Templo cultua o jarê, religião exclusiva da Chapada e que é abordada no livro Torto Arado

  • Foto do(a) author(a) Maysa Polcri
  • Maysa Polcri

Publicado em 27 de julho de 2024 às 06:25

Terreiro de Jarê Peji da Pedra Branca ficou destruído no final de semana
Terreiro de Jarê Peji da Pedra Branca ficou destruído no final de semana Crédito: Reprodução

destruição do terreiro Peji da Pedra Branca, localizado dentro do Parque Nacional da Chapada Diamantina, repercutiu durante toda a semana entre os praticantes do jarê - religião exclusiva da localidade. Parte do templo religioso foi demolida durante ação de agentes do Instituto Chico Mendes de Conservação da Biodiversidade (ICMBio). Agora, lideranças cobram a reconstrução do imóvel sagrado.

Segundo denúncia da comunidade local, o terreno onde o templo é localizado pertence à família de Gilberto Tito de Araújo, o Mestre Damaré, há 45 anos. Portanto, antes da criação do Parque Nacional, fundado em 1985 com o intuito de preservação ambiental e histórico-cultural.

Em 2014, um levantamento feito pela Associação dos Filhos de Santo do Palácio de Ogum e Caboclo Sete Serra mapeou 40 terreiros em cinco cidades da Chapada. Um deles foi o Peji da Pedra Branca. Sandoval Amorim, presidente da associação e filho de um dos maiores líderes do jarê, o falecido Pedro de Laura, é uma das lideranças que cobra medidas após a destruição.

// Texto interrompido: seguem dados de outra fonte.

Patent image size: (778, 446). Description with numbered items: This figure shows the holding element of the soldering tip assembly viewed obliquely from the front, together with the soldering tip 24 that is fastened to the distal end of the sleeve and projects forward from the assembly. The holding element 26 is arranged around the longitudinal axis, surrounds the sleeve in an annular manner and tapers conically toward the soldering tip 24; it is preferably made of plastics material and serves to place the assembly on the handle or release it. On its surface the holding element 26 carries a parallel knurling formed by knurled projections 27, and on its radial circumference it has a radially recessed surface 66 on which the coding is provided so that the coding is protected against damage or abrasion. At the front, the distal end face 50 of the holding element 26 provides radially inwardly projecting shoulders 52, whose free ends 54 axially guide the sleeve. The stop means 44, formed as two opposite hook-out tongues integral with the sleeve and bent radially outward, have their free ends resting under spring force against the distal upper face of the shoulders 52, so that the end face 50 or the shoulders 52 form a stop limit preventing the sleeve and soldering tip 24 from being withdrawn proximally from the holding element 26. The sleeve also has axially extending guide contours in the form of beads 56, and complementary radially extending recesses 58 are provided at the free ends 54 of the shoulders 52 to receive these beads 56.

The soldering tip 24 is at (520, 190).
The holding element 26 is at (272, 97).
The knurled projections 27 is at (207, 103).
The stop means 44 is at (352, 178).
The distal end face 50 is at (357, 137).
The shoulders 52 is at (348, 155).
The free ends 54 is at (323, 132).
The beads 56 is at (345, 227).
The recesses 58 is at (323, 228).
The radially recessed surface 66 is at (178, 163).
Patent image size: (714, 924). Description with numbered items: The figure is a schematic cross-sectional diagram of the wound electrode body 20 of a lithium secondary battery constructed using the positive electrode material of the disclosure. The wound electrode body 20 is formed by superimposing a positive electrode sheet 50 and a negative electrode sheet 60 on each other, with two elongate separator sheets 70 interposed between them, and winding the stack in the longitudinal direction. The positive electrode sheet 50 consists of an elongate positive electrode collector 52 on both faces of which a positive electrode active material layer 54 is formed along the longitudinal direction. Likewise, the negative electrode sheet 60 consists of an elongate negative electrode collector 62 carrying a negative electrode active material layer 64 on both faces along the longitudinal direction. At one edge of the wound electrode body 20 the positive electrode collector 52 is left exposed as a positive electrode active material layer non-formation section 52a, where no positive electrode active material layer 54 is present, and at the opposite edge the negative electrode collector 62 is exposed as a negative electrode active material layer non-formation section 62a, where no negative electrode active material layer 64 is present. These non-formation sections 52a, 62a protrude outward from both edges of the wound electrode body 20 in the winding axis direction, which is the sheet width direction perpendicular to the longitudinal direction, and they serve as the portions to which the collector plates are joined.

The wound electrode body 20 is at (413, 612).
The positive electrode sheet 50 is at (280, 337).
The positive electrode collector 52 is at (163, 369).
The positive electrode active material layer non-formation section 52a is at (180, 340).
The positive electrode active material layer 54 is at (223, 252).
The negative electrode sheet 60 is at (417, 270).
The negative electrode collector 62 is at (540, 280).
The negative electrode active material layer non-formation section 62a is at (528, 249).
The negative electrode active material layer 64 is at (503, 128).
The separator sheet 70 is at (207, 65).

“O que foi perdido na destruição do terreiro não tem preço, todos os assentamentos às entidades e as imagens antigas. Mas, queremos que os órgãos responsáveis construam um novo terreiro para o Damaré porque o que eles fizeram não foi certo”, afirmou Sandoval. A reportagem tentou contatar Gilberto Tito, mas não teve retorno. Em uma entrevista concedida após a demolição, Mestre Damaré disse estar abalado com o episódio.

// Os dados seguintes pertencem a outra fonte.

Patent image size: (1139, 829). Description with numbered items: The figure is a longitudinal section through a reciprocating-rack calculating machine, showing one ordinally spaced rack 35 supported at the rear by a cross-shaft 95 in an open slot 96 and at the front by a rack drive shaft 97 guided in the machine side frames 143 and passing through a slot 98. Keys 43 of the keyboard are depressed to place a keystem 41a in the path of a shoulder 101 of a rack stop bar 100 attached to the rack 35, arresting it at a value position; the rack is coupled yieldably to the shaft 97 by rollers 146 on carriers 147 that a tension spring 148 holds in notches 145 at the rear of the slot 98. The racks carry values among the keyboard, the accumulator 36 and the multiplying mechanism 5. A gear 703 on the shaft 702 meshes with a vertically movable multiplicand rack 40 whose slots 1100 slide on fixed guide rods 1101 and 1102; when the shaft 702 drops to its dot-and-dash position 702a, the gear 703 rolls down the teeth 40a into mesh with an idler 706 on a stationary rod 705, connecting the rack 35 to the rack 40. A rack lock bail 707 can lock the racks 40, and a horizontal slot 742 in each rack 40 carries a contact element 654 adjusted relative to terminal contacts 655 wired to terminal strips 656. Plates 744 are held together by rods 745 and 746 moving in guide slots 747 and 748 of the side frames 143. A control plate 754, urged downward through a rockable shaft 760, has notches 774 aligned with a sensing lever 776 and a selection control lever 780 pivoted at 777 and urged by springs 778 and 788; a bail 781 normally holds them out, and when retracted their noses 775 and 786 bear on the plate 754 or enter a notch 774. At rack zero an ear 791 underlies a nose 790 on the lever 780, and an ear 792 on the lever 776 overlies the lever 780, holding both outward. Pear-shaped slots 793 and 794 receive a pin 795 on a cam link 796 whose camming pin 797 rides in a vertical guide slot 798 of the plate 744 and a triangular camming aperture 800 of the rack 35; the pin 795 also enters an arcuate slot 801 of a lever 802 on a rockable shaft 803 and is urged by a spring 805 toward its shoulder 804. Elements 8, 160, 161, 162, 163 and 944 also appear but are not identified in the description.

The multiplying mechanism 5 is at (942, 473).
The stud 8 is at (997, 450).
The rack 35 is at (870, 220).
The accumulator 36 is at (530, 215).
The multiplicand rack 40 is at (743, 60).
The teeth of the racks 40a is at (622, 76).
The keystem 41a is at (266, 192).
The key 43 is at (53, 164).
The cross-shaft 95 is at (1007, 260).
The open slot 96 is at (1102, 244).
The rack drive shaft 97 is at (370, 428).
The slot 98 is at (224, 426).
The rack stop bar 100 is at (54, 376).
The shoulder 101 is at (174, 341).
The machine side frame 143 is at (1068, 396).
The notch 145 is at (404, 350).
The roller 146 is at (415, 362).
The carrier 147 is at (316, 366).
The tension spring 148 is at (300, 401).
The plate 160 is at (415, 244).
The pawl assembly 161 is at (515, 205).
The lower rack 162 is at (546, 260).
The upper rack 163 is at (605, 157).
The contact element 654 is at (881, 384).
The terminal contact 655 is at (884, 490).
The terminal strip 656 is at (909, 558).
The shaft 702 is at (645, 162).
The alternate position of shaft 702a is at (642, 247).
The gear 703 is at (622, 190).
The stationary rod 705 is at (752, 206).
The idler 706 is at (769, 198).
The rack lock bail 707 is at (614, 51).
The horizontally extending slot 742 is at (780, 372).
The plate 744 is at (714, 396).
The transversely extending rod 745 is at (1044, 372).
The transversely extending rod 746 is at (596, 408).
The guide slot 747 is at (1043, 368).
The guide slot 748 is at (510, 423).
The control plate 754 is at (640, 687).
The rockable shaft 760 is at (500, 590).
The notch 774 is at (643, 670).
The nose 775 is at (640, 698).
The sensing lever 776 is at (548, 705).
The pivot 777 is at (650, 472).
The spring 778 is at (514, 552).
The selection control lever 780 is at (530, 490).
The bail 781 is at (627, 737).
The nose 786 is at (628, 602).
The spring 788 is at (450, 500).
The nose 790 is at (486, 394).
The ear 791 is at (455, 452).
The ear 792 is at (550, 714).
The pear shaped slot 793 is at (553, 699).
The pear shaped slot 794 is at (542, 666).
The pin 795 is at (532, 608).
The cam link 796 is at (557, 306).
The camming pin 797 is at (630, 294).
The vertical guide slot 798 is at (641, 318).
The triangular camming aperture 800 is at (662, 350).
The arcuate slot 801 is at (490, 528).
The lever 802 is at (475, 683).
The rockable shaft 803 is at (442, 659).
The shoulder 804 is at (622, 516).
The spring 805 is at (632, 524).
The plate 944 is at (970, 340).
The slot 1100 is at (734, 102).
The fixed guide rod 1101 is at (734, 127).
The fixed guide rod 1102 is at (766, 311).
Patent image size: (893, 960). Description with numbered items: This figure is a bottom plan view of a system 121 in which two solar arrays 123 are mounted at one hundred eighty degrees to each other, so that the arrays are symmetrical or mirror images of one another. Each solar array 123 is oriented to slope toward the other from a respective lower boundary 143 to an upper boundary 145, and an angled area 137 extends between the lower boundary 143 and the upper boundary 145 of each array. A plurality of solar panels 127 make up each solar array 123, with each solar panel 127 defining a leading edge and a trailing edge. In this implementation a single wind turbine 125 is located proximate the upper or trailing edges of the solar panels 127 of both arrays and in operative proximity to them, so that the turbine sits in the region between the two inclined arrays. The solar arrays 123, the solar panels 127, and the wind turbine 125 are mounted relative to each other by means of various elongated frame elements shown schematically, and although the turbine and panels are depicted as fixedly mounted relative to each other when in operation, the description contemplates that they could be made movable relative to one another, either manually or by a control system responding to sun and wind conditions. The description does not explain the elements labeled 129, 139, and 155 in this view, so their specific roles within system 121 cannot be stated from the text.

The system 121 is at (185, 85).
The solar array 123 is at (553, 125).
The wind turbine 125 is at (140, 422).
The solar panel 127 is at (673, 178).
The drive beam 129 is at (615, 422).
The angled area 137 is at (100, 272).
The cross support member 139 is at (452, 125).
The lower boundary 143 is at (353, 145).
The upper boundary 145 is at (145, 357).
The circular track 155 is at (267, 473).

A prefeitura de Lençóis acompanha o caso e cobrou esclarecimentos ao ICMBio, como explicou Uilami Dejan, diretor de Promoção da Igualdade Racial do município. “Nós criamos o Dia Municipal do Jarê, que foi celebrado pela primeira vez neste ano, em 16 de abril. Fizemos uma grande celebração nos bairros da cidade e, logo agora, tivemos um ataque a um dos nossos terreiros mais antigos. Foi algo muito simbólico e violento”, lamentou Uilami.

Em nota, o Ministério Público do Estado da Bahia (MP-BA) informou que "instaurou procedimento para cobrar do Poder Público a adoção de medidas eficazes voltadas ao reconhecimento formal da prática de Jarê enquanto patrimônio cultural e a implementação de um plano de salvaguarda no município". O procedimento foi instaurado pela Promotoria Regional Ambiental do Alto Paraguaçu, em colaboração com o Centro de Apoio Operacional de Defesa do Meio Ambiente (Ceama) e do Núcleo de Defesa do Patrimônio Histórico, Artístico e Cultural (Nudephac).

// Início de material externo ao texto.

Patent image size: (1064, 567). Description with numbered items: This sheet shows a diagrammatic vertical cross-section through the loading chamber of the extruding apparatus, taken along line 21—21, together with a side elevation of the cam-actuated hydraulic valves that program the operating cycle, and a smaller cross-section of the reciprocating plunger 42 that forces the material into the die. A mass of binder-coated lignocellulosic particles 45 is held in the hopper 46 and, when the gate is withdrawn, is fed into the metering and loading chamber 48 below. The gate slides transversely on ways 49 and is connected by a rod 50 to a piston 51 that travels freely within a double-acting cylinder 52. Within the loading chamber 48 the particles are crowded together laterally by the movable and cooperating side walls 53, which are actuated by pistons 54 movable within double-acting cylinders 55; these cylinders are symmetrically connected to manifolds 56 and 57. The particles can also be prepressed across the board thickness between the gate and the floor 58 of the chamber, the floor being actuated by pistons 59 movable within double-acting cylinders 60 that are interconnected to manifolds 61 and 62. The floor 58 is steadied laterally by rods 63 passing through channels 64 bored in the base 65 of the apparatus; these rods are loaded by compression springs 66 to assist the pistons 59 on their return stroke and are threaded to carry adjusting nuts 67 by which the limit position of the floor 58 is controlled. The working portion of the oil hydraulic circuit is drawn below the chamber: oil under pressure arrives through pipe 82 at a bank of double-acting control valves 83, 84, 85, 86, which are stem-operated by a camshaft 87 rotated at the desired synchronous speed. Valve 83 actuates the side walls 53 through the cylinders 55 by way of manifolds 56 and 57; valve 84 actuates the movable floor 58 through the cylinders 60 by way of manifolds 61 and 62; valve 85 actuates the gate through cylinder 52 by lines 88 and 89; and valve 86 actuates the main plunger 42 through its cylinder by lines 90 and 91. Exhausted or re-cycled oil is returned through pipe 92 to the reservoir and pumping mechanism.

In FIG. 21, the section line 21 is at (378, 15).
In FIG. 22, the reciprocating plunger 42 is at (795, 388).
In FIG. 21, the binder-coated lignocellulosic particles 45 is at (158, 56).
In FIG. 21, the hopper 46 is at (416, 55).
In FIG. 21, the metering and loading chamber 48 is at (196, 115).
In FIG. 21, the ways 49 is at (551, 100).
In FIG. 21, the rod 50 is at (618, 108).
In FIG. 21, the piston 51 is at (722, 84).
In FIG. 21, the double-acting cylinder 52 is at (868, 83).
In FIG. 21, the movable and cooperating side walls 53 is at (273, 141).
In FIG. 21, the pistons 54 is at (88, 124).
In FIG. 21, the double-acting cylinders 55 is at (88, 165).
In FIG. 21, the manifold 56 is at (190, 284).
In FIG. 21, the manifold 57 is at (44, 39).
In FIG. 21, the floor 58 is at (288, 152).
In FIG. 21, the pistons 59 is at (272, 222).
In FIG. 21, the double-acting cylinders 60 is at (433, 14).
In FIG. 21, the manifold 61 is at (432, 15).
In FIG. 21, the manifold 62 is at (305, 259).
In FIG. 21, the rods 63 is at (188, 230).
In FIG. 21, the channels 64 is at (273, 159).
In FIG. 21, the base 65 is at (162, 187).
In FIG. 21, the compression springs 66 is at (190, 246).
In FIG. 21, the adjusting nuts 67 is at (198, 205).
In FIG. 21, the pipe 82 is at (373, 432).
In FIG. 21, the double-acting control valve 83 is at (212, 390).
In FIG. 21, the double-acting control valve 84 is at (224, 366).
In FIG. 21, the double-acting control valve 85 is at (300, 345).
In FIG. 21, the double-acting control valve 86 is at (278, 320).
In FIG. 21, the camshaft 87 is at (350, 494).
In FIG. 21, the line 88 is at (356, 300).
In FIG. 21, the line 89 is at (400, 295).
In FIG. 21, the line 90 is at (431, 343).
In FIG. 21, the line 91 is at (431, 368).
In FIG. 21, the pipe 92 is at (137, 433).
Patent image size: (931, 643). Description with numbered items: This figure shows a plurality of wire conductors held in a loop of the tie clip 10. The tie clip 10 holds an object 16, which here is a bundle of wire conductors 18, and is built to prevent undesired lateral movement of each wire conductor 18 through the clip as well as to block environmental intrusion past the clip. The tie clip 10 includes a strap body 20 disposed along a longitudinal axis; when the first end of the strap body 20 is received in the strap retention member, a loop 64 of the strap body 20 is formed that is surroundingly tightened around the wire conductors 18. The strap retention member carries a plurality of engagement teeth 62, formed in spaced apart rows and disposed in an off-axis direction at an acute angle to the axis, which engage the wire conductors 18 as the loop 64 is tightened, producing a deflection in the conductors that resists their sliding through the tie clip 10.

O jarê mistura saberes e práticas indígenas, além do candomblé e do cristianismo. É uma religião exclusiva da Chapada Diamantina e ganhou projeção nacional com o romance Torto Arado, publicado em 2019 pelo autor baiano Itamar Vieira Júnior. Em 2021, o CORREIO fez uma reportagem especial sobre a presença do jarê na região.

Para Leonel Monteiro, presidente da Associação Brasileira de Preservação da Cultura Afro-Ameríndia (AFA), a destruição foi resultado do racismo estrutural. “Queremos que ocorra troca da gestão do parque e que os responsáveis respondam por esse ato de racismo religioso. O terreiro também deve ser reconstruído”, pontuou.

Antes da ação que ocorreu no Peji da Pedra Branca, agentes do ICMBio estiveram no terreiro de Pai Gil de Ogum, que também fica na parte norte do Parque Nacional da Chapada.

"Nosso terreiro é bem próximo ao que foi destruído. São cerca de 30 minutos de caminhada. Nós tivemos dias de muito medo de que eles voltassem para fazer a mesma coisa aqui. Ficamos pensando que eles não destruíram o terreiro porque haviam pessoas quando eles chegaram aqui", disse Layra Silva, que frequenta o terreito de Pai Gil há 13 anos. Ela contou que os religiosos foram ameaçados de multa e tiveram que retirar um assentamento de mais de 30 anos do terreiro.